大会中止か、それともしないのか?
7月23日の東京オリンピック開幕まであと半年を切った。新型コロナの感染拡大による経済の悪化に加え、患者対応で医療機関は崩壊の危機にある。
年明けに共同通信が行った世論調査によると「中止すべきだ」が35.3%、「再延期すべきだ」が44.8%で、7月開催への反対意見は全体の80.1%に達した。「五輪などやるなら、その予算をコロナ対策に」と訴える声は日に日に増している、というのが現状だろう。
年が明けてから、五輪の中止、あるいは延期の方向を示す外国メディアの報道がちらほらと聞こえてくるようになった。そんな中、大きな衝撃を与えたのは1月21日、英国の老舗新聞タイムズによる「連立与党幹部の話として、大会を中止せざるを得ないと非公式に結論」という報道だった。与党内の誰かが喋ったとされたことから、東京都はもとより、政府高官が「誤報だ」と火消しに走る、という異例の事態となったのは記憶に新しい。
ところが、組織委員会の森喜朗会長は1月28日、国際オリンピック委員会(IOC)のバッハ会長とのテレビ電話会議の際、「誰一人として反対意見はなかった」とバッハ氏の発言を紹介。開催に向けて引き続き準備を進めると改めて意欲を示している。
IOCら五輪関係者はいったいどのようなシナリオを用意しているのか。五輪ロンドン大会の開催をきっかけに、各国の競技関係者に接触する機会を持つようになった筆者が現地での取材をもとに考察したい。
開催に立ちはだかる「3つの大問題」
言うまでもなく、五輪開催にはいくつかの高いハードルがある。その中でも大きく3つの問題に分けられるだろう。

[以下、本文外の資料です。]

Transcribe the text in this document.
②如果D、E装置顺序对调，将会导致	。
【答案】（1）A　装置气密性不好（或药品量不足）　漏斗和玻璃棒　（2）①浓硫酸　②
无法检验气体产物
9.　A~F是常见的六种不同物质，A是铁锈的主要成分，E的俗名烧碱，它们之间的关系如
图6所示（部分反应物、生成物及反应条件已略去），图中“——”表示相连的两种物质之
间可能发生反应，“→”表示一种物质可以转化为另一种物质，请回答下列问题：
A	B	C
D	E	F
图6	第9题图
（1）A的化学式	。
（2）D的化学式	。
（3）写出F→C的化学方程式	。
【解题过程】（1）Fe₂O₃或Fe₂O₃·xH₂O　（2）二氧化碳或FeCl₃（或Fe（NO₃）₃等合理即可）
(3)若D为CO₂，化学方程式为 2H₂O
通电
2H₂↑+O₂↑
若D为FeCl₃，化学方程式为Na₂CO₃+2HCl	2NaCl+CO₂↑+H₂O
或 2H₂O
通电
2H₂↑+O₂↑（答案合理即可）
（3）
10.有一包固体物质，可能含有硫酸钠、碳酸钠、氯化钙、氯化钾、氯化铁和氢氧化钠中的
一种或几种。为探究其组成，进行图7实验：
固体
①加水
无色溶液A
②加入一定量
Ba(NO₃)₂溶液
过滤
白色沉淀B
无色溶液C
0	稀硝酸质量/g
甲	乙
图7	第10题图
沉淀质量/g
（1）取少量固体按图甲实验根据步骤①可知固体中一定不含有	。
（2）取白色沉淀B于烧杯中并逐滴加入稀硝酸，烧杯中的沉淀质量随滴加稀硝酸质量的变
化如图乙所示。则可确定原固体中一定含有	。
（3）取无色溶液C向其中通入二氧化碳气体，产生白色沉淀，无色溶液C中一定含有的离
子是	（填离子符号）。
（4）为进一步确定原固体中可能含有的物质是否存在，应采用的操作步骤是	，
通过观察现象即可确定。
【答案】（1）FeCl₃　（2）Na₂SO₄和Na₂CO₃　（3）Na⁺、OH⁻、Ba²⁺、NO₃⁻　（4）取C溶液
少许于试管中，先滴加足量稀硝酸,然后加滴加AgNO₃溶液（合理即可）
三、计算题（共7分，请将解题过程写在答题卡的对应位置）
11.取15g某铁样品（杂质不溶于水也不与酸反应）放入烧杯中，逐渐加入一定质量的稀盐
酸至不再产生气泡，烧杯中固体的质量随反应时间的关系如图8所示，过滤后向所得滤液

まず1つは、五輪前の最終予選が延期に追い込まれていることだ。例えば水泳アーティスティックスイミング(AS、旧名シンクロナイズドスイミング)の五輪本大会に向けた最終予選は3月初旬の東京開催を断念、5月に延期されることが決まった。一部の代表チームは最終予選に向けた事前キャンプのため、2月中旬の日本入国を目指していたが、大会延期に合わせてこちらもキャンセルとなった。

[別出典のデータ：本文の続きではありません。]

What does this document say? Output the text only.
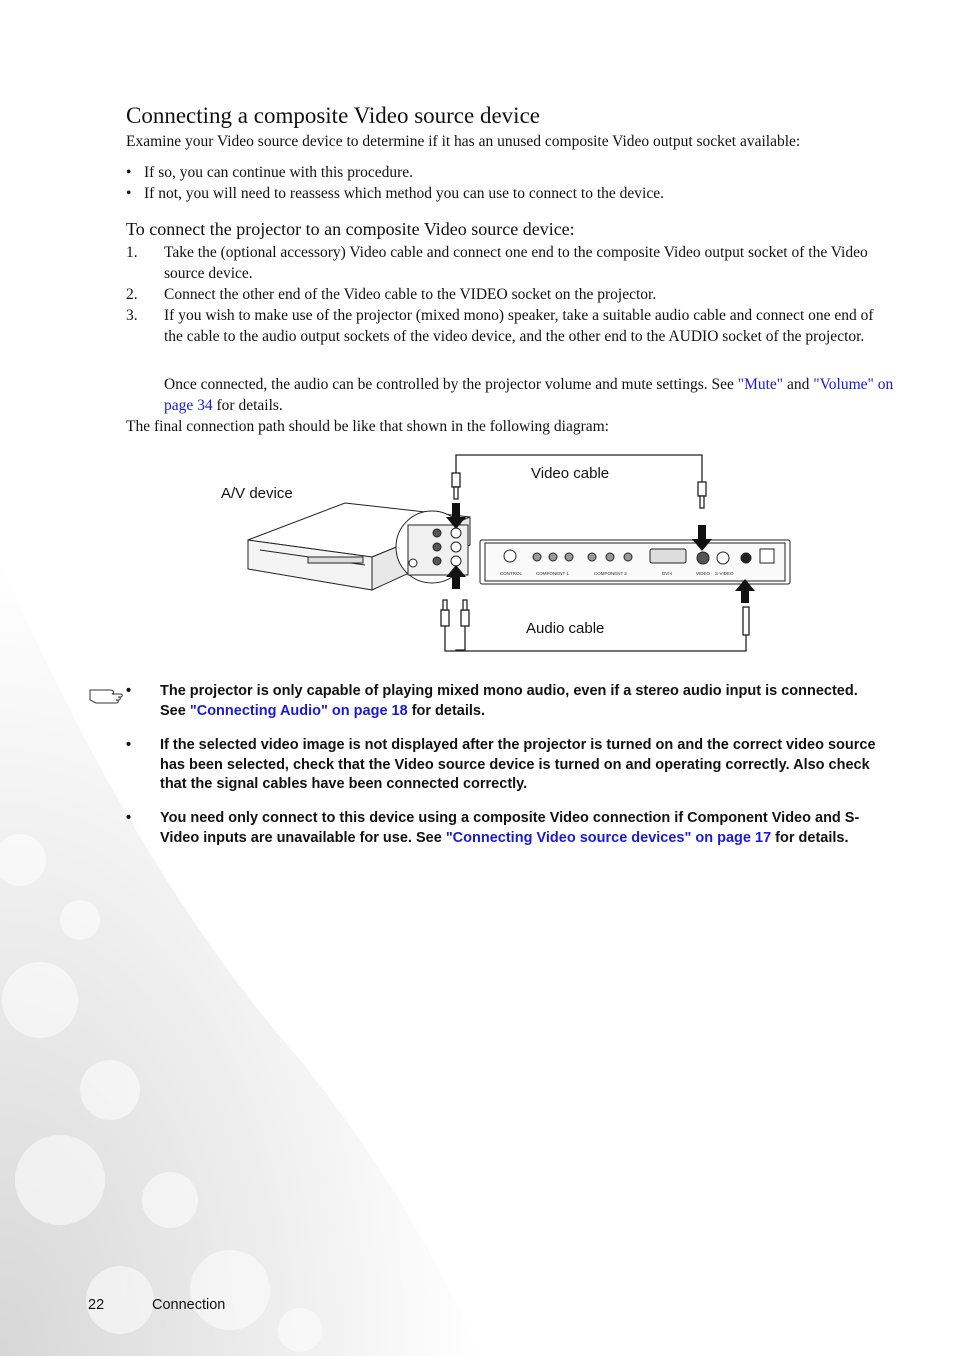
Connecting a composite Video source device
Examine your Video source device to determine if it has an unused composite Video output socket available:
• If so, you can continue with this procedure.
• If not, you will need to reassess which method you can use to connect to the device.
To connect the projector to an composite Video source device:
1. Take the (optional accessory) Video cable and connect one end to the composite Video output socket of the Video source device.
2. Connect the other end of the Video cable to the VIDEO socket on the projector.
3. If you wish to make use of the projector (mixed mono) speaker, take a suitable audio cable and connect one end of the cable to the audio output sockets of the video device, and the other end to the AUDIO socket of the projector.
Once connected, the audio can be controlled by the projector volume and mute settings. See "Mute" and "Volume" on page 34 for details.
The final connection path should be like that shown in the following diagram:
CONTROL	COMPONENT 1	COMPONENT 2	DVI-I	VIDEO S-VIDEO
A/V device
Video cable
Audio cable
• The projector is only capable of playing mixed mono audio, even if a stereo audio input is connected. See "Connecting Audio" on page 18 for details.
• If the selected video image is not displayed after the projector is turned on and the correct video source has been selected, check that the Video source device is turned on and operating correctly. Also check that the signal cables have been connected correctly.
• You need only connect to this device using a composite Video connection if Component Video and S-Video inputs are unavailable for use. See "Connecting Video source devices" on page 17 for details.
22	Connection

組織委の発表によると、海外から各国の代表選手が訪日し、五輪最終予選を戦うものとしては、4月中旬に水泳のダイビング(飛び込み)競技の大会が組まれている。ただ、変異株の市中感染が疑われる状況で、選手の日本入国は果たして許されるべきことなのだろうか。
日本の外国人入国にかかる水際対策は「水漏れ」と揶揄されているが、入国にはそれなりの制限がかかっている。代表選手であろうとも日本へのビザなし渡航はできず、事前に各国にある日本大使館等でビザ取得が求められる。